'Our little Claire-bear played the role of the first volunteer on this project and unfortunately the time has already come to say goodbye to this accountant. Read on as she bids the island farewell...
'I knew it had to end at some point and I have already extended one week longer than initially planned but I’m so sad to leave. This month with MCSS and particularly the CICP programme was an amazing and unique experience I am not ready to forget. I have learnt so much about fishes and coral ID and general marine conservation and terrestrial knowledge through all the activities we have performed. I am so grateful to have the chance to work with Savi, Natalie and also many other people who taught me along the way.
This morning we were were aided by the hands of the Maritime Training Center and Seychelles National Parks Authority as we beach cleaned and collected three full bags of garbage. This is quite a haul and not only can guests enjoy pristine beaches, but we can rest assured that we have done our part to minimize plastics in our ecosystem.
Then I had a couple of guests who were interesting in snorkeling so I guided them through the trail. We had the chance to see a sea turtle, many trumpet fish and an overall delightful underwater scene. From almost zero knowledge on fish ID to know being able to identify fish to genus level, I was now able to show guests the reef life name them rather than my previous ‘Hmm I don’t really know, I will ask and let you know as soon as I know’. They were very happy about their snorkel and so was I!
MCSS is not only Cerf Island Conservation Programme but also other very interesting projects on the main Island of Mahe. This is how I got the chance to spend one day at the Banyan Tree Rehabilitation Center as a part of the ongoing nesting turtle and terrapin monitoring. The day there started by feeding the little terrapin (hard not to fall in love with this lovely buddy). After that, hop in the car to start the beach patrol where we are looking for any turtle tracks on the beaches to monitor the critically endangered Hawksbill (Eretmochelys imbricata) and endangered Green (Chelonia mydas) sea turtles. On one beach we found a fresh track and another one in which we concluded was of a nesting (fresh track going up through the sand dunes and vegetation), turtle on the last beach of Anse Cachee! :) Though it is the middle of peak nesting season, I realize how lucky I am to have witnessed this event.
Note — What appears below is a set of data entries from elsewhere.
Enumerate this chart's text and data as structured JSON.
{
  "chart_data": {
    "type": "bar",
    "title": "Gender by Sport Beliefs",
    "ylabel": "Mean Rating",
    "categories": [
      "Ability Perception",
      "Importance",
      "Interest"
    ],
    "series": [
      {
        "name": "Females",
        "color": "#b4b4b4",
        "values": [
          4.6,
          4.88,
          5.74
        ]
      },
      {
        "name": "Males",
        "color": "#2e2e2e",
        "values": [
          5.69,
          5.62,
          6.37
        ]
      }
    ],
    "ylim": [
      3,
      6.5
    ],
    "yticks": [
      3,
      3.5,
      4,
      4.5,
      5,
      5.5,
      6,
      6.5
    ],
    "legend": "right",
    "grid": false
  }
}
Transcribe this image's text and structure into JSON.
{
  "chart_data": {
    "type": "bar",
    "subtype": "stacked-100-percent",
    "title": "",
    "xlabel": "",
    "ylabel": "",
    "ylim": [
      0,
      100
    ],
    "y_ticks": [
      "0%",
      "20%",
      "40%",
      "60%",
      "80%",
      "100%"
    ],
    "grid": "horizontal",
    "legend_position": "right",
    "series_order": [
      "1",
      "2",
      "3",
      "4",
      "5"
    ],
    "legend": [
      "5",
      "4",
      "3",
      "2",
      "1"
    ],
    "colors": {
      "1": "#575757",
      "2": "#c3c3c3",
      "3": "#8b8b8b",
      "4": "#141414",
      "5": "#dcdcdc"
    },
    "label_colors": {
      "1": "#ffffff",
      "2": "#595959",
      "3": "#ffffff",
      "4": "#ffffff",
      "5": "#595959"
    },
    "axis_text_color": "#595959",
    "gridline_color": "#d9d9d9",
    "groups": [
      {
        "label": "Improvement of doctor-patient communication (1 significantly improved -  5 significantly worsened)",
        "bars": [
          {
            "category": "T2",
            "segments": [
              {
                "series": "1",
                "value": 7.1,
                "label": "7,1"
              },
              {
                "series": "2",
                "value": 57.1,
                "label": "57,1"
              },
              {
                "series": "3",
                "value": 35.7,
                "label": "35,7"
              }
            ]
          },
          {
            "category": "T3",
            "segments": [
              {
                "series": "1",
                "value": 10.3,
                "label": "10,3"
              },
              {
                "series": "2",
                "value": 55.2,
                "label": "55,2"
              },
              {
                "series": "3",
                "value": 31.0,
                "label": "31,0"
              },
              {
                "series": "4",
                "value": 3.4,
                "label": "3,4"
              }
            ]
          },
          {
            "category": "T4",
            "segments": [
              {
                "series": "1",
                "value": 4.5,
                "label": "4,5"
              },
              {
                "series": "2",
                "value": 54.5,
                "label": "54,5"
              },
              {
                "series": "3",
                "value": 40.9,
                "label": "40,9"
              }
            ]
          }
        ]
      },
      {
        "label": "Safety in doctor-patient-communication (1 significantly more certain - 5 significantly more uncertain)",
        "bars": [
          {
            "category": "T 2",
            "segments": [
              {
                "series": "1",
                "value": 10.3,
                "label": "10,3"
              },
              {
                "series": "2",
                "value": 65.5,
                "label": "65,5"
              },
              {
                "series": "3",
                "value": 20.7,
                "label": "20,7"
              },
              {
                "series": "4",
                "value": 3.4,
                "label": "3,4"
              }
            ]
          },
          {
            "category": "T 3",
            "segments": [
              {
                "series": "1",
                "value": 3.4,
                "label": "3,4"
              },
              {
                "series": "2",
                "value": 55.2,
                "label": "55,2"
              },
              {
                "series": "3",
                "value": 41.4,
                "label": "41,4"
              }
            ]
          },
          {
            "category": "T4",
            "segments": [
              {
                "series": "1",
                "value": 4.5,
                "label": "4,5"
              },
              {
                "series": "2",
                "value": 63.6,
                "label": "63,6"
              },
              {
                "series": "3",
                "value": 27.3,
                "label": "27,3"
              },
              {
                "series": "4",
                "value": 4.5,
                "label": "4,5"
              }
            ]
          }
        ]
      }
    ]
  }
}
We had time to take some pictures for ID / monitoring it, measuring the carapace, and have a final picture on her way back to sea. This was a magical moment, even more since we found another nesting place on the same beach. What else can we ask for?!
When we got back to the Center, we had more good news waiting for us; the arrival of a new terrapin at the Center that somebody had found within the resort. This is how I had the opportunity to discover the procedure for a new arrival including weighing of the terrapin, measuring it and performing an X-Ray to check if it is in good health. This one was in a very good shape and is now a new addition to the ID library of terrapins! This patrolling day was very rewarding, I have learnt a lot thanks to Vanessa (who carries out the turtle monitoring around our nesting beaches) and other volunteers who work there. I am very grateful to them and so happy to have seen and learnt so much :)
It is also very rewarding when guests ask questions about the project, and when they are interested by what we do and ask how they can help. Most of them didn’t realize how important every little step is and I can’t blame them since I felt the same way before living this experience.
Even if I am going back to my (very exiting) accounting life in Paris, I will now try to incorporate everything I have learned here in my daily routine back to France. I might not be very helpful with fish ID on the subway but will definitely pick and throw away/recycle every waste I see in the street and try to teach my friends and family about the marine conservation and how they too can help. I don’t want to stop helping with marine conservation, I will speak about it, do some volunteering as often as I will have the opportunity to and maybe one day see if I can find a way to work in this exciting and constantly developing field of conservation.'
Thanks Claire for all the laughs and hard work you put into this project as we move forward one step at a time to preserve the biodiversity of Cerf Island! Good luck in your accounting future!